Sometimes I start to feel frustrated that where I live I need hundreds of thousands of dollars in cash for a down payment since home prices are in the millions. But I am in a beautiful apartment and I can see the Golden Gate Bridge from my window. I have NOTHING to complain about. I hope your therapy sessions start soon so you can work on reframing, gratitude, and perspective.

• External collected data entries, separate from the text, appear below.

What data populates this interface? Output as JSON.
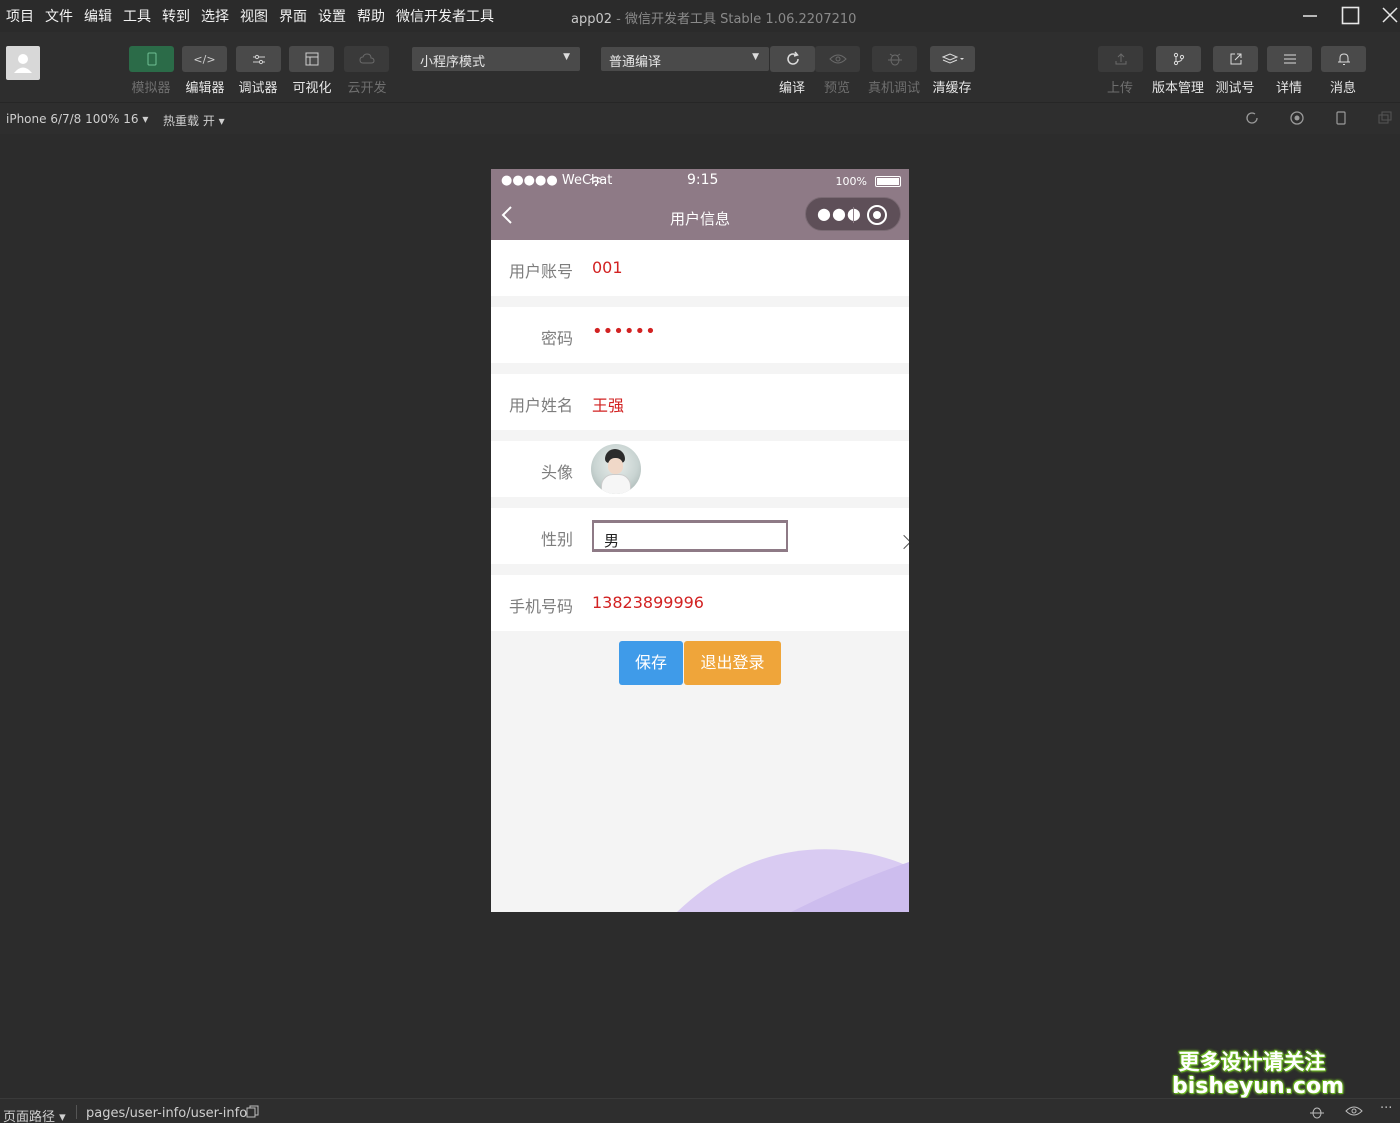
{
  "menu": [
    "项目",
    "文件",
    "编辑",
    "工具",
    "转到",
    "选择",
    "视图",
    "界面",
    "设置",
    "帮助",
    "微信开发者工具"
  ],
  "window": {
    "project": "app02",
    "separator": " - ",
    "app": "微信开发者工具 Stable 1.06.2207210"
  },
  "toolbar": {
    "left_buttons": [
      {
        "label": "模拟器",
        "icon": "phone-icon"
      },
      {
        "label": "编辑器",
        "icon": "code-icon"
      },
      {
        "label": "调试器",
        "icon": "sliders-icon"
      },
      {
        "label": "可视化",
        "icon": "layout-icon"
      },
      {
        "label": "云开发",
        "icon": "cloud-icon"
      }
    ],
    "mode_select": "小程序模式",
    "compile_select": "普通编译",
    "mid_buttons": [
      {
        "label": "编译",
        "icon": "refresh-icon"
      },
      {
        "label": "预览",
        "icon": "eye-icon"
      },
      {
        "label": "真机调试",
        "icon": "bug-icon"
      },
      {
        "label": "清缓存",
        "icon": "layers-icon"
      }
    ],
    "right_buttons": [
      {
        "label": "上传",
        "icon": "upload-icon"
      },
      {
        "label": "版本管理",
        "icon": "branch-icon"
      },
      {
        "label": "测试号",
        "icon": "external-link-icon"
      },
      {
        "label": "详情",
        "icon": "menu-icon"
      },
      {
        "label": "消息",
        "icon": "bell-icon"
      }
    ]
  },
  "subbar": {
    "device": "iPhone 6/7/8 100% 16 ▾",
    "hot_reload": "热重载 开 ▾"
  },
  "phone": {
    "status": {
      "signal": "●●●●● WeChat",
      "time": "9:15",
      "battery": "100%"
    },
    "nav_title": "用户信息",
    "fields": [
      {
        "label": "用户账号",
        "value": "001"
      },
      {
        "label": "密码",
        "value": "••••••"
      },
      {
        "label": "用户姓名",
        "value": "王强"
      },
      {
        "label": "头像",
        "value": ""
      },
      {
        "label": "性别",
        "value": "男"
      },
      {
        "label": "手机号码",
        "value": "13823899996"
      }
    ],
    "save_label": "保存",
    "logout_label": "退出登录"
  },
  "footer": {
    "path_label": "页面路径 ▾",
    "path": "pages/user-info/user-info"
  },
  "watermark": {
    "line1": "更多设计请关注",
    "line2": "bisheyun.com"
  },
  "colors": {
    "nav": "#8e7a86",
    "value_red": "#d22222",
    "save": "#3f9be9",
    "logout": "#efa53a"
  }
}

And I hope you will start to feel happier and less insecure. 

Specializes in Psych, Addictions, SOL (Student of Life).
1 hour ago, SilverBells said:

I live with family right now and for me, it's personally embarrassing 

Why is is embarrassing to live with family - You could be using this time to save for a house.

 

Specializes in UR/PA, Hematology/Oncology, Med Surg, Psych.

I've only skipped around this thread, but I am uncomfortable with the obsession you are showing for your ex and his new partner.  You also appear consumed by material things and outward appearances.  You believe objects and a relationship make you worthy, which of course is not true.  You see things as black and white and not shades of gray, which most things are.  There is a poem that has guided me many times throughout my life; it's called After A While.  You may want to check it out:

After a while
You learn the subtle difference between holding a hand and chaining a soul and you learn love doesn't mean leaning and company doesn't always mean security.
And you begin to learn that kisses aren't contracts and presents aren't promises and you begin to accept your defeats with the grace of a woman, not the grief of a child.
And you learn to build all your roads on today because tomorrow's ground is too uncertain for plans and futures have a way of falling down in mid-flight.
After a while you learn that even sunshine burns if you get too much.
So you plant your own garden and decorate your own soul instead of waiting for someone to bring you flowers
And you learn that you really can endure, that you really are strong and you really do have worth and you learn and you learn
 

Specializes in Psych, Addictions, SOL (Student of Life).
On 3/30/2021 at 3:36 PM, SmilingBluEyes said:

But you refuse to buy "beneath you". That is more than a roof over your head that you want. No townhome, no condo. THOSE ARE having a roof over your head. So is a trailer for that matter.

And I still think your behavior is stalky.

In my 58 years I have been homeless in a tent in a Pacific Northwest Winter, Lived in a decent double-wide, the loft of a barn, several apartments and the house I currently own with my husband. Never felt ashamed to be living in any of them as they were all roofs over my head so to speak, Not sure I would want to do some of those over, but life is a journey.